Anche la Prima Sezione Penale della Corte di Cassazione ha confermato il provvedimento di custodia cautelare emesso dal gip di Teramo, Giovanni Cirillo, così com’era accaduto in sede di riesame davanti alla Corte d’Appello dell’Aquila, che aveva respinto il ricorso presentato dai legali di Parolisi per via della sussistenza di gravi indizi di colpevolezza, i quali emergevano in modo chiaro dagli atti processuali.
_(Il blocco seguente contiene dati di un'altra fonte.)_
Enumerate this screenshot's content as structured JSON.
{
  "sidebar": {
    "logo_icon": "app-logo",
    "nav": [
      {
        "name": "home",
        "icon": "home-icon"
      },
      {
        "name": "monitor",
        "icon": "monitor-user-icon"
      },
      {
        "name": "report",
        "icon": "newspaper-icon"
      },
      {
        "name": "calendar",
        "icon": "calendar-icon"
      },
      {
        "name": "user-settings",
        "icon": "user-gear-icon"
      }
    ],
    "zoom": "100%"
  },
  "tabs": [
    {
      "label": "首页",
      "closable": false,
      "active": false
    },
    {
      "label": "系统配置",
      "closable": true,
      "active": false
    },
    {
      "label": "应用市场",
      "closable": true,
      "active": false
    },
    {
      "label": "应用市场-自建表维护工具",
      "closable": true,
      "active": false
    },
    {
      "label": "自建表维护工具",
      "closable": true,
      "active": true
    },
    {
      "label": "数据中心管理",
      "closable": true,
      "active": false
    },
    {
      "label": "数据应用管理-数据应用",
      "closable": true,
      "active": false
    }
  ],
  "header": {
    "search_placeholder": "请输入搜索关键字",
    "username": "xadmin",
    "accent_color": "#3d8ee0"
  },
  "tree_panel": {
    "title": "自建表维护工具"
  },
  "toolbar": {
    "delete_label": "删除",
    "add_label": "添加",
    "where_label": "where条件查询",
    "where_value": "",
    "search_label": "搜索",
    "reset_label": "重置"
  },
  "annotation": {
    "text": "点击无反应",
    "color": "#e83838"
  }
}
I legali di Parolisi, Valter Biscotti e Nicodemo Gentile, avevano impugnato l’ordinanza del riesame adducendo la carenza di motivazione della stessa, in quanto non erano stati presi in considerazione alcuni elementi fondamentali ai fini della decisione, come la traccia di sangue ritrovata sul corpo di Melania. Senonché, nell’udienza a porte chiuse, con quasi sei ore di Camera di Consiglio, la Cassazione ha respinto l’ultima possibilità per il Caporalmaggiore di uscire dal carcere di Castrogno ( Teramo ), dove è rinchiuso dal 20 luglio scorso.
Amareggiati, gli avvocati difensori del Caporalmaggiore attendono le motivazioni della decisione della Corte, che saranno disponibili tra cinque giorni e pensando all’imminente processo, dichiarano: ”Il lavoro è ancora lungo ma siamo pronti ad affrontare il processo al più presto possibile e siamo certi che dimostreremo l’innocenza di Salvatore Parolisi”- mentre in merito alla decisione della Corte, così commentano – “Prendiamo atto e rispettiamo la decisione della Suprema Corte. Ci poteva stare! Ma questa è soltanto una tappo di un percorso complesso”.